A escola rural de Puri, circunscrição de Pombo, no Congo, foi transferida em 4 de Abril de 1936 para Damba, também no distrito do Congo. Talvez seja oportuno lembrar que estava ali, embora com outra denominação, desde 1922.

Tal como acontecia com a de Gungo, declarava-se que a mudança se faria sem qualquer dispêndio para a Fazenda Nacional. Isso leva a pensar que não estivessem em funcionamento, ocorrência que era mais frequente do que possa imaginar-se!

Finalmente, o processo evoluiu e veio a ter o desfecho que irremediavelmente poderia diagnosticar-se. O diploma de 9 de Janeiro de 1937 suspendeu o funcionamento de todas as escolas rurais, em Angola. Seria mais coerente dizer logo que eram extintas. Todo o seu pessoal assalariado foi dispensado. Eram desde logo criadas, em sua substituição, as escolas elementares profissionais de artes e ofícios, a que faremos referência noutro lugar.

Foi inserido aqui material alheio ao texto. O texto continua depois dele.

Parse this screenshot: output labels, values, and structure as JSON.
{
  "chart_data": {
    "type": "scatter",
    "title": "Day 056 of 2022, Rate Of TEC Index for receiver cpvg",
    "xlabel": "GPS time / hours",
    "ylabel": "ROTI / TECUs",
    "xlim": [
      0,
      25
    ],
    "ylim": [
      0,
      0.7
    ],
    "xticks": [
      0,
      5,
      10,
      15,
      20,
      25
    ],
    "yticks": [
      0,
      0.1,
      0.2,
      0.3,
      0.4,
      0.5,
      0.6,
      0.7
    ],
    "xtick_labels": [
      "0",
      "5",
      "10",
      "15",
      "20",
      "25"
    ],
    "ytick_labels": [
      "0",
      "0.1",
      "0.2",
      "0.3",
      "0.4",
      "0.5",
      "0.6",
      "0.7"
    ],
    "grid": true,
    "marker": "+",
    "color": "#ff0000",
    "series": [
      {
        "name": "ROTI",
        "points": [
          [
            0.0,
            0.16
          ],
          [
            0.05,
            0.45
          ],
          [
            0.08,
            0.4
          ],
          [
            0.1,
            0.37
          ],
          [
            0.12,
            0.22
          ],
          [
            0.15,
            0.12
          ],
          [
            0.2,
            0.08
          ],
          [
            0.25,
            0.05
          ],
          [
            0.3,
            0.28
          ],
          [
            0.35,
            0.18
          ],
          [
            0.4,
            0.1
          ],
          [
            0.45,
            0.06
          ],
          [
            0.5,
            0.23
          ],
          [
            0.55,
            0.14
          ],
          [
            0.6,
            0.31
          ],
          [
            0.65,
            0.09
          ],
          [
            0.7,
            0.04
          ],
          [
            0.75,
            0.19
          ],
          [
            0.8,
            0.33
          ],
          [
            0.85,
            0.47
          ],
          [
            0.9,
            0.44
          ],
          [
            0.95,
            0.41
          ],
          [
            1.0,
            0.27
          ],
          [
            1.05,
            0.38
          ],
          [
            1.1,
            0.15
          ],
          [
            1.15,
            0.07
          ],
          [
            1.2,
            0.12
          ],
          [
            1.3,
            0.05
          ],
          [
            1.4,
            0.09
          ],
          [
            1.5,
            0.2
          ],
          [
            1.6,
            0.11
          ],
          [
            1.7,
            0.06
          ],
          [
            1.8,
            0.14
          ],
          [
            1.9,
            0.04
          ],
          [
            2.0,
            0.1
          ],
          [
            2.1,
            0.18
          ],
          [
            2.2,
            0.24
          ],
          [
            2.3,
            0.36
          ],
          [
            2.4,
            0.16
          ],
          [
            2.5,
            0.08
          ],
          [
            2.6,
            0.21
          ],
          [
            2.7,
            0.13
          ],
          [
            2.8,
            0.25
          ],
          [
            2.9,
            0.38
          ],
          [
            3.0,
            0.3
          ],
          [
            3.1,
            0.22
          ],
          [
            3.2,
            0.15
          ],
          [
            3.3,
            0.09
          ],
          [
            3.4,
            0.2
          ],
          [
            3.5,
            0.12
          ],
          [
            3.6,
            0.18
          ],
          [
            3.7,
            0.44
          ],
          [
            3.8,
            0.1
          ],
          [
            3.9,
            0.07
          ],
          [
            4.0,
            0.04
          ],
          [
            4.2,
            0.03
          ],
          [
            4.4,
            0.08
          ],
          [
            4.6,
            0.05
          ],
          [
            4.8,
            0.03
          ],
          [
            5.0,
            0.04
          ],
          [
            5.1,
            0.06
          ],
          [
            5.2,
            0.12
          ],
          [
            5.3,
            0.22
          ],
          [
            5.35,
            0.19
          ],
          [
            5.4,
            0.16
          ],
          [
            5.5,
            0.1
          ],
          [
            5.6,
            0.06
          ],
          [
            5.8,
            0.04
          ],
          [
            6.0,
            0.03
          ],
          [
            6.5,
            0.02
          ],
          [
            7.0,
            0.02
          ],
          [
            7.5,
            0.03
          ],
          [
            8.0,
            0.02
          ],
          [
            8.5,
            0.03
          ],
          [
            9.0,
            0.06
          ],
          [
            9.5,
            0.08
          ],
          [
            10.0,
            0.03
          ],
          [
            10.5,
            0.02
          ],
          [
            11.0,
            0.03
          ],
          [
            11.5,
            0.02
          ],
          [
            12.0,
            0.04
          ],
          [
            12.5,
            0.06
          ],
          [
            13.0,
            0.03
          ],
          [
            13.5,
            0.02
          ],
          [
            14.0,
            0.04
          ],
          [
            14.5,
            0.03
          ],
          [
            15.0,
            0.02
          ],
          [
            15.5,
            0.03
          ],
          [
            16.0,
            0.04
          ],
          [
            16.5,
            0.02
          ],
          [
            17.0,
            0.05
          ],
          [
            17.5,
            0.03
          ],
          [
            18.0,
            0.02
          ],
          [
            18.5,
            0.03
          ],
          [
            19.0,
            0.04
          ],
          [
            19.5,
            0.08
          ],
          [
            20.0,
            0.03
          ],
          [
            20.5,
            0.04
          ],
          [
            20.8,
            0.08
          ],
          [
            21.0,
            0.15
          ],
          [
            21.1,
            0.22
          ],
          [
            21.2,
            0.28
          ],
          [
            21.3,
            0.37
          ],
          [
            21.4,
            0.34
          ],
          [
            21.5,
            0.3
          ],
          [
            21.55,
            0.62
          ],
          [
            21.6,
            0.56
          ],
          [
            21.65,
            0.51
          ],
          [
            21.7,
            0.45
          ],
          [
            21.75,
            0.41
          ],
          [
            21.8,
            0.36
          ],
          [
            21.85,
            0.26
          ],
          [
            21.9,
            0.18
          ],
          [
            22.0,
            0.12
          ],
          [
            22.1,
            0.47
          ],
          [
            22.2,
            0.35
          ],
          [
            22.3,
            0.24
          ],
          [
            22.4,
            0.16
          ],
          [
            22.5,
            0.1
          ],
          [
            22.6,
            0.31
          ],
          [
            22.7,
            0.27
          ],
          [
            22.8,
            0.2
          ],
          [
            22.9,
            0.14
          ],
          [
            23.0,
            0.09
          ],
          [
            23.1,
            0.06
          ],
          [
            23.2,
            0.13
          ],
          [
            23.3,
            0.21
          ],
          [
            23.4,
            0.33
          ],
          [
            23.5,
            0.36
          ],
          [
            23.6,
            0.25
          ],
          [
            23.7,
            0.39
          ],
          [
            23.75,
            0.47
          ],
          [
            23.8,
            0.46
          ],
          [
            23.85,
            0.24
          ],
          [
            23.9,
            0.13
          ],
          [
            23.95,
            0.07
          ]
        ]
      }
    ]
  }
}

As informações prestadas acerca das missões civilizadoras laicas e das escolas rurais, assim como das escolas agrícolo-pecuárias, e em boa parte também das escolas-oficinas, permitem-nos concluir que não houve em Angola (o que equivale a dizer, em todos os territórios ultramarinos da soberania portuguesa) critério seguro de orientação escolar, um sistema equilibrado de iniciativas e realizações, o bom senso para escolher o rumo mais conveniente e a coragem de o prosseguir — mesmo que tivessem de ser esquecidos alguns pruridos de partidarismo político, ainda que fosse necessário sacrificar sonhos utópicos de ideologias inconsistentes, mesmo que isso exigisse a confissão honesta dos próprios erros e a aceitação humilde das qualidades dos antagonistas.

O ambiente escolar angolano caracterizou-se por começar e parar, experimentar e suspender iniciativas, abater antes de se tentar corrigir imperfeições. Tomavam-se decisões apressadas e mesmo pouco conscientes. Punham-se em prática planos mal estruturados, o que demonstra ter sido ensaiado um empirismo infrutífero e estéril.